Wicker Defends Filibuster, Challenges Sweeping Voting Law Changes

Statement

Date: Jan. 11, 2022
Location: Washington, DC

U.S. Senator Roger Wicker, R-Miss., today took to the Senate floor to speak against efforts by Senate Majority Leader Chuck Schumer, D-N.Y., and national Democrats to eliminate the filibuster, a 60-vote threshold to close debate on legislation, from Senate rules. Democrats are hoping to overturn the consensus-building mechanism to ram through a sweeping federal takeover of elections on a narrow partisan basis.

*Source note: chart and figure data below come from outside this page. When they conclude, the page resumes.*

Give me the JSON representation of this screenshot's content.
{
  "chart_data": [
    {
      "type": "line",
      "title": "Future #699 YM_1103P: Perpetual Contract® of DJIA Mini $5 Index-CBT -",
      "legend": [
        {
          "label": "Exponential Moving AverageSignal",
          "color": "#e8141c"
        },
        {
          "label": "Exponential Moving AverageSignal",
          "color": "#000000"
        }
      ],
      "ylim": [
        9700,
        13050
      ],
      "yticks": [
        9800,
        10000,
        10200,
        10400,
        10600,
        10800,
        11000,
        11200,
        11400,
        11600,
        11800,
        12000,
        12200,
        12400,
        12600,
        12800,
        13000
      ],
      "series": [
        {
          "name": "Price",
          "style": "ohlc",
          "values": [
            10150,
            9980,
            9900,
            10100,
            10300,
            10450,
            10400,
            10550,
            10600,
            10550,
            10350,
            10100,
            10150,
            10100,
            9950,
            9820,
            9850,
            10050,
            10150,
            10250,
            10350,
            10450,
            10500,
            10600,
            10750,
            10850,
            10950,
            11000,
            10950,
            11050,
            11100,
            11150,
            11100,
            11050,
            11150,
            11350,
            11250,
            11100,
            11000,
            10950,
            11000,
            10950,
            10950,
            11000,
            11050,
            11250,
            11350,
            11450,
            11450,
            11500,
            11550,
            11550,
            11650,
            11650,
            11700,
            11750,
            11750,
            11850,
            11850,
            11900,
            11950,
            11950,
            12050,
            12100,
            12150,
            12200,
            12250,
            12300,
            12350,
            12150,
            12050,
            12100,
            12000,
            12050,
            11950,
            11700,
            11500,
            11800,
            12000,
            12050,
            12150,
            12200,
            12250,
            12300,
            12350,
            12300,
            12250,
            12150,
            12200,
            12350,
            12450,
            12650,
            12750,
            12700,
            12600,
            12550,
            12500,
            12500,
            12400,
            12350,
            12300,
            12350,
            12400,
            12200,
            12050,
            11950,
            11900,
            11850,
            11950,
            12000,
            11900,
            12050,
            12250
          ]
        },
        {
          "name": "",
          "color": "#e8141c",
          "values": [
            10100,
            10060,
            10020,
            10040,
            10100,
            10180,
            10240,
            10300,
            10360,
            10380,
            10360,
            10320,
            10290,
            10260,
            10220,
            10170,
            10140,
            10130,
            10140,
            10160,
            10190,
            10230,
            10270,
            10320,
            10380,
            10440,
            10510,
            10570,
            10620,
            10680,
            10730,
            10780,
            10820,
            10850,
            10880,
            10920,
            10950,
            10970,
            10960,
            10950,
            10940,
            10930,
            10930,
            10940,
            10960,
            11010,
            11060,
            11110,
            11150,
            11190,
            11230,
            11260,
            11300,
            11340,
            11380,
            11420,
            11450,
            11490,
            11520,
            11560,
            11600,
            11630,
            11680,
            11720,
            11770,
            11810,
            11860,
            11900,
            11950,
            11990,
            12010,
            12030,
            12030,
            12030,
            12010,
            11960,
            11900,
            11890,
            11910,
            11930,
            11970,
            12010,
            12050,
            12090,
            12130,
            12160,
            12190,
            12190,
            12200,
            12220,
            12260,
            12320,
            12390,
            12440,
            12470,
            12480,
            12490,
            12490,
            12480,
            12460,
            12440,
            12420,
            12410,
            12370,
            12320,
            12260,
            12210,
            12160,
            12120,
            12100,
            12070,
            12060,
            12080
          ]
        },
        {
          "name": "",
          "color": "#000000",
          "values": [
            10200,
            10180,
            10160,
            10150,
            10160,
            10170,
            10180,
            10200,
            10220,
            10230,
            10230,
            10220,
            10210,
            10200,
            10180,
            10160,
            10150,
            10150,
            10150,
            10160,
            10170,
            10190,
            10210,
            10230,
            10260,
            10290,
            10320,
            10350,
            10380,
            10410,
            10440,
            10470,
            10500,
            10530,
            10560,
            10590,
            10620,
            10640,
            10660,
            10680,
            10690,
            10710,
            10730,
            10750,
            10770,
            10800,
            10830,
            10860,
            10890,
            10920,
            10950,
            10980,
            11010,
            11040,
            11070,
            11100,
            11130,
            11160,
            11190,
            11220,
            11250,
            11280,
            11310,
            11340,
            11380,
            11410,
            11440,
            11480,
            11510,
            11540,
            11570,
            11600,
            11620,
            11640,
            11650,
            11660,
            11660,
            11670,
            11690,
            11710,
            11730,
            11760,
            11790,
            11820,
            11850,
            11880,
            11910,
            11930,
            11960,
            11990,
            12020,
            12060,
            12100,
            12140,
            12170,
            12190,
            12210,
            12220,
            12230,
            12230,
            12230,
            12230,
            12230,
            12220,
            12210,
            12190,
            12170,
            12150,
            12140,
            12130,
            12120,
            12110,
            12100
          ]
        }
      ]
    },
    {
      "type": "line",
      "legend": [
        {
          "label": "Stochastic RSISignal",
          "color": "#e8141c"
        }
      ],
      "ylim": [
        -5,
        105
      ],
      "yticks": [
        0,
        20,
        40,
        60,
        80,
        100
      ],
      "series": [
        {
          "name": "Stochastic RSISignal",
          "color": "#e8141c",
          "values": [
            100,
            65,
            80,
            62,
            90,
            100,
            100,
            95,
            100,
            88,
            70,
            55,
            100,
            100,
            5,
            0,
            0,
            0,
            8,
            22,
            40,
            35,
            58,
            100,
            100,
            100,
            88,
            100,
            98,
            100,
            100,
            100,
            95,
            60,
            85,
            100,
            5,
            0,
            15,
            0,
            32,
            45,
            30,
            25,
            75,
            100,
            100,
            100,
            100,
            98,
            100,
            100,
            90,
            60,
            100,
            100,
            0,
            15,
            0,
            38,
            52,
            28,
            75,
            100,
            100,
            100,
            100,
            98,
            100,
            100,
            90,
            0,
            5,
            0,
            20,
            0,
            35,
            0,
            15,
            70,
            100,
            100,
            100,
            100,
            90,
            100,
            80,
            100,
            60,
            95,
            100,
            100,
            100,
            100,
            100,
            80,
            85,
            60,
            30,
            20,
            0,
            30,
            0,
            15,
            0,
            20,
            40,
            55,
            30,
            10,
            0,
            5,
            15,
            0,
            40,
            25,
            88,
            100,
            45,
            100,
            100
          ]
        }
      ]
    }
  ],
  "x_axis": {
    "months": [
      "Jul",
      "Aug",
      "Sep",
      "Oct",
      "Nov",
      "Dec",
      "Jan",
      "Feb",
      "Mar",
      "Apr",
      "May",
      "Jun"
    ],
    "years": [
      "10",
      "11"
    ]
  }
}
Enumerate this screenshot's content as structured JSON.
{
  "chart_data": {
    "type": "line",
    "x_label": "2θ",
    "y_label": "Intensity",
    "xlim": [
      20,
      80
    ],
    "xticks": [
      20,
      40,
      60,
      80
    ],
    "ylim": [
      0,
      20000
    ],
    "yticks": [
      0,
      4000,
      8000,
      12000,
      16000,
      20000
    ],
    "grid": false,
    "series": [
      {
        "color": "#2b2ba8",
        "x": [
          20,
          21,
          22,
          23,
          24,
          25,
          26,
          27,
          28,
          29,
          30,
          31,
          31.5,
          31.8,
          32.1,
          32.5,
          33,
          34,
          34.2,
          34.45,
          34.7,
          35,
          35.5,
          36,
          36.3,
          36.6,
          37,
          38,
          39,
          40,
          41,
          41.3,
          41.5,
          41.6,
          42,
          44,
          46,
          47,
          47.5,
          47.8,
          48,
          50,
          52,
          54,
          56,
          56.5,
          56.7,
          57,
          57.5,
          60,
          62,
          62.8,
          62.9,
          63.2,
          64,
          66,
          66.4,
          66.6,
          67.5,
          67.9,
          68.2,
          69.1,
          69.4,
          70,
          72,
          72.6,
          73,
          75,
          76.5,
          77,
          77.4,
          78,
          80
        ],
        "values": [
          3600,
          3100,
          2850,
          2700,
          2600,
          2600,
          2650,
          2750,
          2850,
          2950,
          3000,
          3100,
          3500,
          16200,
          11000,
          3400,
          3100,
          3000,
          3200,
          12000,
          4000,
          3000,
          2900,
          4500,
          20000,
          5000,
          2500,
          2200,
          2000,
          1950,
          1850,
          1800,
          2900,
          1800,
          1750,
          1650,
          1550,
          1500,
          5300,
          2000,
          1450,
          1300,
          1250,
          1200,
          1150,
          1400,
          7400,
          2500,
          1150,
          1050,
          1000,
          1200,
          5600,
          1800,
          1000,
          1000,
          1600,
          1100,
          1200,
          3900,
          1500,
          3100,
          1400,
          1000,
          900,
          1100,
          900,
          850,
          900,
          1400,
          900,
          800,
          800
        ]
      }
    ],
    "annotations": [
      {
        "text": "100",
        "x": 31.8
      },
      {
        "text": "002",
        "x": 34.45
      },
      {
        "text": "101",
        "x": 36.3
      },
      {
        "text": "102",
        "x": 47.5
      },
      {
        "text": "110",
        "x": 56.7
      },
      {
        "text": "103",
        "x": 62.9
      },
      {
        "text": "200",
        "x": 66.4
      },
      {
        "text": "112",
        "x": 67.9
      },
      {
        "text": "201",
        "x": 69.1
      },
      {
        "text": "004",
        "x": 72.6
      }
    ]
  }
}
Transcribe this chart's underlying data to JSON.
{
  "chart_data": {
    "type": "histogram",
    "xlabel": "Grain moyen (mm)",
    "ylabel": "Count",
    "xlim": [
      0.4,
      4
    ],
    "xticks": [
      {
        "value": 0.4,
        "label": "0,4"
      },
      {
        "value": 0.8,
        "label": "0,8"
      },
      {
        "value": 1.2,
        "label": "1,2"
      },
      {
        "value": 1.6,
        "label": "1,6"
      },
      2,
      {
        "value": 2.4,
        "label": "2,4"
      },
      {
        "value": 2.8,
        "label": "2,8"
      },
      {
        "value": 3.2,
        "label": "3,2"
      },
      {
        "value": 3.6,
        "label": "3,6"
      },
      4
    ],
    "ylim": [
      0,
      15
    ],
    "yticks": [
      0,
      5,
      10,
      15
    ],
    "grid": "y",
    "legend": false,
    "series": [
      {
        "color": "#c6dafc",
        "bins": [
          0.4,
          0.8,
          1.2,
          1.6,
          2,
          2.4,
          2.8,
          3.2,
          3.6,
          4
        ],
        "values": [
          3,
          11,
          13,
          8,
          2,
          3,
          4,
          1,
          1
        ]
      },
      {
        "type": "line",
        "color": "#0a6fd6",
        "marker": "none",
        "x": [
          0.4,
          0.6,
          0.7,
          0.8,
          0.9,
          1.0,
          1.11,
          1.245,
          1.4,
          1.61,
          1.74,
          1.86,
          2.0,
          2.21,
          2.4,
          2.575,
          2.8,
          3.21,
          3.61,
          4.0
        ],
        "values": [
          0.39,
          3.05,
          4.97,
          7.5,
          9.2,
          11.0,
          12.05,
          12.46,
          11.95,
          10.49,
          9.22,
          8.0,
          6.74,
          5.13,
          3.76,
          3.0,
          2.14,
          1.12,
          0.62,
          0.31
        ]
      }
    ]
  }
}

"Our friends on the other side of the aisle proposed this week to vote on destroying a provision that has served this Senate and this republic well for over two centuries, and that is what's known as the filibuster, but what I call the consensus building 60-vote rule," Wicker said. "This is a time honored way that this body has been unique, and it has enabled us to craft some of the most long-lasting and widely accepted legislation in the history of this republic."

The Mississippi senator cautioned against tampering with longstanding Senate rules that encourage consensus building and compromise.

Members of the Democratic Party, including Senators Joe Manchin, D-W.Va., and Kyrsten Sinema, D-Ariz., continue to express strong opposition to their own party's attempt to change Senate rules. In his remarks, Wicker pointed to a letter signed by 32 Democrat senators and 28 Republicans opposing similar changes to the filibuster in 2017.

"This is a pivotal week, Mr. President. This is a week that will decide the future, not only of the Senate, but of the future of our government -- our representative government -- and the future of our republic," Wicker said. "I urge my colleagues to think twice about this."

In his remarks, Wicker called attention to the proposed measures from national Democrats that would require massive changes in the federal oversight of elections. Controversial practices like ballot harvesting would be required nationwide, and state laws would be under direct scrutiny from the federal government. Wicker also pushed back against the hypocrisy of unfounded allegations from President Biden that many recently passed state election laws in Republican-led states resemble "Jim Crow 2.0." Several Democrat-led states, including New York, have laws that mirror these laws or are even more restrictive.

"I'm begging members of both parties to search their hearts and decide in this case whether we're going to preserve the one consensus building, compromise encouraging provision that has withstood the test of time."